DPRD Bali, kata dia, akan langsung mengambil langkah sebagai tindak lanjut terhadap pertikaian yang telah lama terjadi ini. Namun, Wiryatama masih belum mengetahui secara pasti apakah nantinya akan membuat Panitia Khusus (Pansus) atau langkah lain.
Menurut dia, pihaknya akan tetap memberikan keleluasaan dan ruang kepada kedua belah pihak yang bertikai, untuk mencari titik tengah dan perdamaian. "Kita ingin persoalan yang telah lama terjadi ini segera terselesaikan," ujarnya.
Dalam rapat kali ini, Kuasa Hukum PT. Nonbar yang merupakan anak perusahaan dari PT. Inter Sport Marketing (ISM) Wilmar Sitorus, mengakui jika perdamaian yang dimaksud memang tak lepas dari ganti rugi. Pasalnya, PT. Nonbar mengklaim telah mendapat Hak Siar dari FIFA yang nilainya mencapai Rp 800 miliar.

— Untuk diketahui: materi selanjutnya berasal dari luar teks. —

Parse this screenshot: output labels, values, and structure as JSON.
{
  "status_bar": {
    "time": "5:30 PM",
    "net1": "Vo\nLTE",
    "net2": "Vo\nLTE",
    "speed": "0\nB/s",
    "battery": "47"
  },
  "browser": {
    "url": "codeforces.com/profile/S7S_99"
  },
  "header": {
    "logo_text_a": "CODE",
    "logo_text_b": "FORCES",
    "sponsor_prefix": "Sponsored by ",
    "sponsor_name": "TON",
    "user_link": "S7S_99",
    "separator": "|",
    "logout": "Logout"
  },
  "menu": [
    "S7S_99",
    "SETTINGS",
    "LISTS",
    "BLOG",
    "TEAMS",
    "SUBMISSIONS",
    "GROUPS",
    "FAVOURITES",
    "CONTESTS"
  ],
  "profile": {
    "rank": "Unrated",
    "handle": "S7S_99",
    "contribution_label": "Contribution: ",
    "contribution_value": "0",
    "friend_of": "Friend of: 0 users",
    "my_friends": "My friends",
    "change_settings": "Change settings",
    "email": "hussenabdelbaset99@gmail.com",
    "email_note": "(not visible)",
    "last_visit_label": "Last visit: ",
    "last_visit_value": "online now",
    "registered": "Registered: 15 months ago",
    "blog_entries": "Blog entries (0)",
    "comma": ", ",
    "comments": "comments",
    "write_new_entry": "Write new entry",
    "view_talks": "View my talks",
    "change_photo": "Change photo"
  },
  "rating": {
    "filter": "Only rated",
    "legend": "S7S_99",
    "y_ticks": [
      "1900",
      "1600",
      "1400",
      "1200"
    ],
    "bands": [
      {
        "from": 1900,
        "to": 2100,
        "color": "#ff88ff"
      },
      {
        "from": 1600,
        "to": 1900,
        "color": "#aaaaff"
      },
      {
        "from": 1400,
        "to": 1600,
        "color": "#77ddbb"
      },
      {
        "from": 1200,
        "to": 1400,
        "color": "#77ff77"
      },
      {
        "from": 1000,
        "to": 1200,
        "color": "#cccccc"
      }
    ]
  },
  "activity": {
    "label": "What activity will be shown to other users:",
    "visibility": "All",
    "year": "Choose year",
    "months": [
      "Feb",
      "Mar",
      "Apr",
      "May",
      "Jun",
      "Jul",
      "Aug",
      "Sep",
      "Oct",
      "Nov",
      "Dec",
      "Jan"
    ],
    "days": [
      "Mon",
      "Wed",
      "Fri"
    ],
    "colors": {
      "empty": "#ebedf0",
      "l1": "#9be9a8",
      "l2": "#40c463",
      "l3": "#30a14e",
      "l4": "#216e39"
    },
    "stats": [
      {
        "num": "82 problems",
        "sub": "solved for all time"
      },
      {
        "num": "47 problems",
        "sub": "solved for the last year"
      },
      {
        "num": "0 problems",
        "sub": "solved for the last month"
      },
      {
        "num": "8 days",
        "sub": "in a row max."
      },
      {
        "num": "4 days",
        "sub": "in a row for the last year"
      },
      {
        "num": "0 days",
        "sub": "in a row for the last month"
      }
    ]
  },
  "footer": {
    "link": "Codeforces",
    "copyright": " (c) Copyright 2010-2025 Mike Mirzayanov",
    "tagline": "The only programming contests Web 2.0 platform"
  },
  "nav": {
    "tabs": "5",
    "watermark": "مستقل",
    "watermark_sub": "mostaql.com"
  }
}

"Kita bisa menonton siaran Piala Dunia yang dibayar oleh PT. ISM nilainya Rp 800 miliar. Ketika kita berdamai, dan melakukan tindakan yang merugikan kami, ya, tolong bantu dong kerugian kami,” ucapnya.
Akan tetapi, damai yang dimaksudkan yakni tergantung dari kemampuan hotel yang dianggap telah merugikan dan diklaim telah menyiarkan tayangan Piala Dunia tanpa izin. "Misalnya saja hotelnya cuma dua kamar, ya sudah salaman saja, selesai urusan. Tapi ini hotelnya berbintang semua dan dimain-mainin semuanya,” tegas Wilmar.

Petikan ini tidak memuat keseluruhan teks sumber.